This year the conference is being hosted by the Reformed Baptist Church of Harare, Zimbabwe at the Louis Mountbatten Primary School. The church is pastored by Joseph Soko, who is seen above welcoming us to the conference, which started this evening at 19.00 hours. I drove from Zambia with Felistas yesterday, arriving in Harare, the capital city of Zimbabwe, at around 22.00 hours. Whereas everyone else from Zambia drove in today, I came in yesterday because I was the first preacher at the conference and was scheduled to preach tonight. I really needed to be fresh. Thankfully, Felistas’ immediate elder sister and her family live in Harare, and so coming one day earlier was a bonus for everyone.
Although the meeting hall was well decorated, we were welcomed to the conference at 19.00 hours by pitch black darkness. There was no electricity! As the chairman of the Sola 5 steering committee, Christo Beetge, was trying to figure out how we could sing from song sheets in the dark, I said to him, “Welcome to Africa!” While efforts were being made to get a rather reluctant generator going, Christo commenced the meeting—yes, in the dark—with a few candles and torches to barely enable us see that we were not alone in the meeting hall!
As already stated above, Joseph Soko came forward to give a word of welcome. He assured us that Zimbabwe is full of peace-loving people and so he wanted us to feel at home. He apologized for the inconveniences we were likely to face while in the country. He then asked Christo Beetge to read Acts 10:30-33 (see picture above) as his concluding remarks, applying it to all of us who had come to the conference. He ended by quoting Spurgeon who said that the Bible is like a lion that did not need to be defended. All you need to do is to release it from the cage and it will defend itself!Christo then read Daniel 4:28ff and then prayed. The fact that Christo was led to the very text I was intending to preach on was a great confirmation that God really wanted me to preach on his sovereignty based on this text. We then stood up and sang, “Come Thou Fount of every blessing”. We all sang using light from candles, cellphones and torches (as can be seen in the picture above as Christo sang with a candle on one side and a torch in his hand).
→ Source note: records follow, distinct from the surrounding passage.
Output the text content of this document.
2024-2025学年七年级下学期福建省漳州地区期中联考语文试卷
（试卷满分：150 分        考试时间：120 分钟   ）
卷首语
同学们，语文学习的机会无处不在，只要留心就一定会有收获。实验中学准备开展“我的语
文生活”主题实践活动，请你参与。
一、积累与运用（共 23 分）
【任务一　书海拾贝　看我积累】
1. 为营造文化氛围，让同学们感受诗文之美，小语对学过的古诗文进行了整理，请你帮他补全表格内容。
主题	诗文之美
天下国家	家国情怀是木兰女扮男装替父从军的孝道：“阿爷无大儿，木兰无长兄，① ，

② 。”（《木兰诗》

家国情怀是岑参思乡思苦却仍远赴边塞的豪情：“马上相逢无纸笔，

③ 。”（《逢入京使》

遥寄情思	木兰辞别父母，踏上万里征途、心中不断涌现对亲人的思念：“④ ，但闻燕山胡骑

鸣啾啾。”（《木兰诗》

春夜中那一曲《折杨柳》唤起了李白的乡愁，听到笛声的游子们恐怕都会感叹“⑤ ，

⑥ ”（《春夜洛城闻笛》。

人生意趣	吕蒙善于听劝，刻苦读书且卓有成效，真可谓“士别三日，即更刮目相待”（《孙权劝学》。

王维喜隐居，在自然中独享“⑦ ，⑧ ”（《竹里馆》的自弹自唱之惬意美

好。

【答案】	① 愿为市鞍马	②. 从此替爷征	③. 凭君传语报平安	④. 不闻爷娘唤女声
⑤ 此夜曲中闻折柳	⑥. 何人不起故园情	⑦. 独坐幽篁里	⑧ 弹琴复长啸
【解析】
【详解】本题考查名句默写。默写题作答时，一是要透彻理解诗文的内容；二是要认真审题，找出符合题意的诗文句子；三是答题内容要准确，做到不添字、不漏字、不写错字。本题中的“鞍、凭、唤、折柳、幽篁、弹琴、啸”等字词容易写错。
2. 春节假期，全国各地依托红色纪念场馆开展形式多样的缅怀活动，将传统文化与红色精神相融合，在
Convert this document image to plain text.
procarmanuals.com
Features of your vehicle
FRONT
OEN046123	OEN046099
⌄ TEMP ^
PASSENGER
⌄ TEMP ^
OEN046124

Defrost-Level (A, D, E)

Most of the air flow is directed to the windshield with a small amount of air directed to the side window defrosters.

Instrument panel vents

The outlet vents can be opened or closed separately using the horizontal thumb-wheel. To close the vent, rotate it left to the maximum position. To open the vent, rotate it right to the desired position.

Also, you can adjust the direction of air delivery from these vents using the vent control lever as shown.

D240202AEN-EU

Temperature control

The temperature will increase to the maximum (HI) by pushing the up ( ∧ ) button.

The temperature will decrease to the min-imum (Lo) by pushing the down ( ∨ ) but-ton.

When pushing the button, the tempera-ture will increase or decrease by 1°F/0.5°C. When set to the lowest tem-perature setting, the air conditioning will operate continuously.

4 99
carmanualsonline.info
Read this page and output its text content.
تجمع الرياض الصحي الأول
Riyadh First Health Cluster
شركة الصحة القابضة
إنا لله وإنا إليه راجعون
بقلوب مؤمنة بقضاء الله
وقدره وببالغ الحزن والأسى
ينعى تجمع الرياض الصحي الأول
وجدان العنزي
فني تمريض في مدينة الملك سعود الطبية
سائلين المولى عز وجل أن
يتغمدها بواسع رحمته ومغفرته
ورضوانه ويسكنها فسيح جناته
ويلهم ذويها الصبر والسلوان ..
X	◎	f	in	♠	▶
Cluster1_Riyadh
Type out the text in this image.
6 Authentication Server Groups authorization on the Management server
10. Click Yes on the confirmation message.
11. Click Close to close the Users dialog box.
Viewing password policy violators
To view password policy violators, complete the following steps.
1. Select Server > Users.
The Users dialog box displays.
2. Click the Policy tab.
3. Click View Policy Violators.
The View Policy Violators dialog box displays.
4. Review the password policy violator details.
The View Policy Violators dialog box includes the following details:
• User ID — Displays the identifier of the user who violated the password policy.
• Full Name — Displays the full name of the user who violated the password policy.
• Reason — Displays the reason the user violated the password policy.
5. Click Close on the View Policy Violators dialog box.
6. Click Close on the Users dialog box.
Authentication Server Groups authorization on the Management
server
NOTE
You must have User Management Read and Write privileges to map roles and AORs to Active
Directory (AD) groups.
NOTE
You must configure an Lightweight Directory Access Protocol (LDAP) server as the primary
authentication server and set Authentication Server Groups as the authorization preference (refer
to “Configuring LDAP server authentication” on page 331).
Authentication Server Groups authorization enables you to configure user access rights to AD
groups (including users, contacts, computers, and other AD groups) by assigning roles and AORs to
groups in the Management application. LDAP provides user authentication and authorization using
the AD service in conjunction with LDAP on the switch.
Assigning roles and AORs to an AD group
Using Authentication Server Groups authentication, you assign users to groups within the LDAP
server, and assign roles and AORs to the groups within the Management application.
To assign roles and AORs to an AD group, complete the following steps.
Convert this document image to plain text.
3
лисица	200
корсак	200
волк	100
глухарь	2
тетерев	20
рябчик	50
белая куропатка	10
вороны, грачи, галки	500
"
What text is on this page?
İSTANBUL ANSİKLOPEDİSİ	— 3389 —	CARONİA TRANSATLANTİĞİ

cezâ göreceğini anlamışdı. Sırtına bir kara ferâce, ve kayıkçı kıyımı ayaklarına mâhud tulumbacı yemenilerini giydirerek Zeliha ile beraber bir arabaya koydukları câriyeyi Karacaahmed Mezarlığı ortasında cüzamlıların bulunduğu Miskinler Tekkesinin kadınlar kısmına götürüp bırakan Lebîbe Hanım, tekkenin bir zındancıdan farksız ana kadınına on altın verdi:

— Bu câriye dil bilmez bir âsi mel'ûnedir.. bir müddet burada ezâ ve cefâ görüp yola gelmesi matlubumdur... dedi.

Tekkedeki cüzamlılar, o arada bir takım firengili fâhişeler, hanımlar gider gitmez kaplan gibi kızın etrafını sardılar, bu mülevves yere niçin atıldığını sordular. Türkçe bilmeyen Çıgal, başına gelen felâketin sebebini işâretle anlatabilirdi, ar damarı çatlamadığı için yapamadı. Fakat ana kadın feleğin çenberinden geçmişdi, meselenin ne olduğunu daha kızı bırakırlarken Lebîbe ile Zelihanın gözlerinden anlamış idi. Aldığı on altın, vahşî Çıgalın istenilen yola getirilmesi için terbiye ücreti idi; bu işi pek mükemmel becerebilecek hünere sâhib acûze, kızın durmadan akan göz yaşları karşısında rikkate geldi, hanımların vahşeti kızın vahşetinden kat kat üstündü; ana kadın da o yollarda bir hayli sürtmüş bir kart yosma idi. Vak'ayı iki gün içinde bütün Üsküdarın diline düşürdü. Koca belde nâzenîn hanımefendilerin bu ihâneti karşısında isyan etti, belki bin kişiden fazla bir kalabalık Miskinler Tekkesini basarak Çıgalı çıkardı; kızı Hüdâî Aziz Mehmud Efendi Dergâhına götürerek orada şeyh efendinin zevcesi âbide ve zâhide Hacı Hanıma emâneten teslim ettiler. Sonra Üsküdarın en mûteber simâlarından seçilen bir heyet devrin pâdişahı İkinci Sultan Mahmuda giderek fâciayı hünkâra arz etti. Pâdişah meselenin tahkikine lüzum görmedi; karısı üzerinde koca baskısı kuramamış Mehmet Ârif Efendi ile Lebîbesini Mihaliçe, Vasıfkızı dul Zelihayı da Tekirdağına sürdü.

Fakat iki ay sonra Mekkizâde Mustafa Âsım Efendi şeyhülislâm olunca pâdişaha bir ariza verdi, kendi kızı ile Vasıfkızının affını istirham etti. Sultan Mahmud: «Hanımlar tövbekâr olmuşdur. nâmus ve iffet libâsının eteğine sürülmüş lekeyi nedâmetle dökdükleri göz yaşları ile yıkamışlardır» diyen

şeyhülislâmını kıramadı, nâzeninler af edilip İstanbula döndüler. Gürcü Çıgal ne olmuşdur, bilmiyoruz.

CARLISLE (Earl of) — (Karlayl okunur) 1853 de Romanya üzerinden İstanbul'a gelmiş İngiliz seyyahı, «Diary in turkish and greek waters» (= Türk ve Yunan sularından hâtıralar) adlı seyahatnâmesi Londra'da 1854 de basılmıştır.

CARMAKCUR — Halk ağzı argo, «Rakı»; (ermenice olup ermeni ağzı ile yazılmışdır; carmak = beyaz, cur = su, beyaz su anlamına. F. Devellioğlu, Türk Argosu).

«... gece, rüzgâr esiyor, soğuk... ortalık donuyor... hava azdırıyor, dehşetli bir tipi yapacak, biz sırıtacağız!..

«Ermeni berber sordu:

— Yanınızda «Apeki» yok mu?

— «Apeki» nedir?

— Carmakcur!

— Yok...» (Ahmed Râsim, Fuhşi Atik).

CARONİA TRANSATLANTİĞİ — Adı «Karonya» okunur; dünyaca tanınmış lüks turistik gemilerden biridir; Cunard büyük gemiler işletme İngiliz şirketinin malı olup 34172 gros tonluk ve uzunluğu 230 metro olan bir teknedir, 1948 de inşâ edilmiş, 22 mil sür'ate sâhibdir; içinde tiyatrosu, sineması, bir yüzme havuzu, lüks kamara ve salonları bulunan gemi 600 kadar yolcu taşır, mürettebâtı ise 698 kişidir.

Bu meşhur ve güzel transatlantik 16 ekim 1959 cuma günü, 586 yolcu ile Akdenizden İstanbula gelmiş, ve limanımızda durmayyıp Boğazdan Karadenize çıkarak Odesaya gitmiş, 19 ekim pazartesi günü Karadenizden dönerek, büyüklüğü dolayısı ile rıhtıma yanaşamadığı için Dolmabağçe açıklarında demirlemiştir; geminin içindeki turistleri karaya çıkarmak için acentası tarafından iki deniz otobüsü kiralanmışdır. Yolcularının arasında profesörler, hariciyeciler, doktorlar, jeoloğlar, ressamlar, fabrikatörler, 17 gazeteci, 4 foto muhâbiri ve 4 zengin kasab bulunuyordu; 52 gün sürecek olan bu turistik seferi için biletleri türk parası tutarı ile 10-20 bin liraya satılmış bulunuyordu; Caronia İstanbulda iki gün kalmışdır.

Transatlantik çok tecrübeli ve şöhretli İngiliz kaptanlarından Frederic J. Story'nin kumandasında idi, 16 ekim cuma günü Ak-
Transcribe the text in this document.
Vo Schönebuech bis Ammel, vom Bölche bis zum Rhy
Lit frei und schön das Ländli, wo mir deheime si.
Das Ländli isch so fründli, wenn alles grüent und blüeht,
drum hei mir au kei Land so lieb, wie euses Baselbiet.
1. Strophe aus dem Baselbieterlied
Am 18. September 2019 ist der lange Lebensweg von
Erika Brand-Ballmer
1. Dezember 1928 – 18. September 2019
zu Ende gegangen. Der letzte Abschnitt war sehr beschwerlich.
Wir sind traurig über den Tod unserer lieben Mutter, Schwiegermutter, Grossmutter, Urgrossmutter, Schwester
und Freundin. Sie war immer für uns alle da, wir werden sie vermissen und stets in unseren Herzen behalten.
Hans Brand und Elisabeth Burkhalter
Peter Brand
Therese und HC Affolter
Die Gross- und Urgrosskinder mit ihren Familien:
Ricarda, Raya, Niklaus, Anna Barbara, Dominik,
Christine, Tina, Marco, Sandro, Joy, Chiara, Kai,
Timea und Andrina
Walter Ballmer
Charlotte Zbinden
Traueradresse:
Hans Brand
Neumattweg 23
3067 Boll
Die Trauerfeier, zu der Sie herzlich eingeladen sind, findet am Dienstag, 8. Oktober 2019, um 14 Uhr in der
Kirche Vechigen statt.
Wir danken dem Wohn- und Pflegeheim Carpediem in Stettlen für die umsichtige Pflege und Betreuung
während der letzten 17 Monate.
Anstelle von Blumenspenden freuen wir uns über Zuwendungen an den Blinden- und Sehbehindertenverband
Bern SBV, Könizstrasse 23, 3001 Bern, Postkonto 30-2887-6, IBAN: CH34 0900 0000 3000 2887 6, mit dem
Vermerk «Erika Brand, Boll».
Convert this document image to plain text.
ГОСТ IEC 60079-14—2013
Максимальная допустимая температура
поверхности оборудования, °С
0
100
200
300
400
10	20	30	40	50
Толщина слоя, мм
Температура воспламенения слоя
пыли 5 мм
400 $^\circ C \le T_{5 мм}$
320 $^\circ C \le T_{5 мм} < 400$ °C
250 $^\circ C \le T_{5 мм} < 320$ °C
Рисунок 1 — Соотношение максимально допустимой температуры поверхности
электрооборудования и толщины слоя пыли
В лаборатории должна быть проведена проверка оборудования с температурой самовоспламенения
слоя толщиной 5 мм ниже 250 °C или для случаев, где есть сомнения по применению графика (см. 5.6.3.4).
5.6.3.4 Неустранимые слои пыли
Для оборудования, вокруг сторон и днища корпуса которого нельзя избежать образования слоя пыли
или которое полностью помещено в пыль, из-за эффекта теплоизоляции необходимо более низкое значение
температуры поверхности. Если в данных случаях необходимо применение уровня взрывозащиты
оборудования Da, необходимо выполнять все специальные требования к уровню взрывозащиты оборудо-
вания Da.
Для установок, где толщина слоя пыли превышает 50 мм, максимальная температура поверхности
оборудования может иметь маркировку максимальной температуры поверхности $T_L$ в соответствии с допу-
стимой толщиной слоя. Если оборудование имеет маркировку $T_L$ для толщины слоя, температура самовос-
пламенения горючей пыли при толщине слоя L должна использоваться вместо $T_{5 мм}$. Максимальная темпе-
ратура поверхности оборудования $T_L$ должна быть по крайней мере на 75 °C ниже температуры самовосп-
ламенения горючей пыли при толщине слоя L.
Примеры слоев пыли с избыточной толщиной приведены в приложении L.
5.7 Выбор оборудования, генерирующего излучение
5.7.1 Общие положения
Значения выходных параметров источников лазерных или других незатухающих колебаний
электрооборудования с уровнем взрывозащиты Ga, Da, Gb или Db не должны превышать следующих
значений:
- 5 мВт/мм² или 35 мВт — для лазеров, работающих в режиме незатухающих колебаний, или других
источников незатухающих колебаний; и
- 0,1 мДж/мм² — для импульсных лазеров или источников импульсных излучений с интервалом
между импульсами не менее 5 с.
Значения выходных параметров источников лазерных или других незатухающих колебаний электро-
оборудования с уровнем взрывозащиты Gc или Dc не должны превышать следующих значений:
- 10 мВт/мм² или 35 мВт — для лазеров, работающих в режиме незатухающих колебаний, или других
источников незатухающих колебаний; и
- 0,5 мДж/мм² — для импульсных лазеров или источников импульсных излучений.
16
This year the theme of the conference is "God's Grace Today". I preached the first message on “The Sovereign Nature of God” being the fountain of God's grace. Thankfully, my sermon notes were on my Sony e-Reader and so I was able to read them in the dark. My sermon essentially comprised four points, from the confession of King Nebuchadnezzar:
- The sovereign nature of God talks about his kingship. The Lord is king! “His dominion is an eternal dominion; his kingdom endures from generation to generation” (Daniel 4:34).
- You only appreciate the sovereign nature of God when you contrast it with human sovereignty. “All the peoples of the earth are regarded as nothing” (Daniel 4:35).
- The sovereign nature of God when rightly understood must include the concept of absolute power. “He does as he pleases with the powers of heaven and the peoples of the earth” (Daniel 4:35). Our election unto salvation by the grace of God finds its bearing here.
- The most difficult aspect of the sovereign nature of God is the fact that it is irresistible. “No one can hold back his hand or say to him: ‘What have you done?’” (Daniel 4:35).
Just as this Gentile king was brought face to face with the reality of God’s sovereignty by his dealings with Israel, I made an urgent plea that we should so order our lives as believers that unbelievers will meet with our God in his sovereignty as they relate with us. I also appealed to those who battle with this reality to bring their hearts to Christ so that by his saving power he might bring them to worship the true God who is sovereign on earth and in heaven. That is the only way they will worship him as God for all eternity.
We sang in closing “Guide me, O Thou great Jehovah”. Christo closed the meeting and supper was served. Due to the lack of electricity, many things suffered, including the allocation of sleeping places. This had to be done by candle light and torches as can be seen above. By the time I left, which was just before 21.30 hours, we still did not have any electricity. Welcome to the real Africa!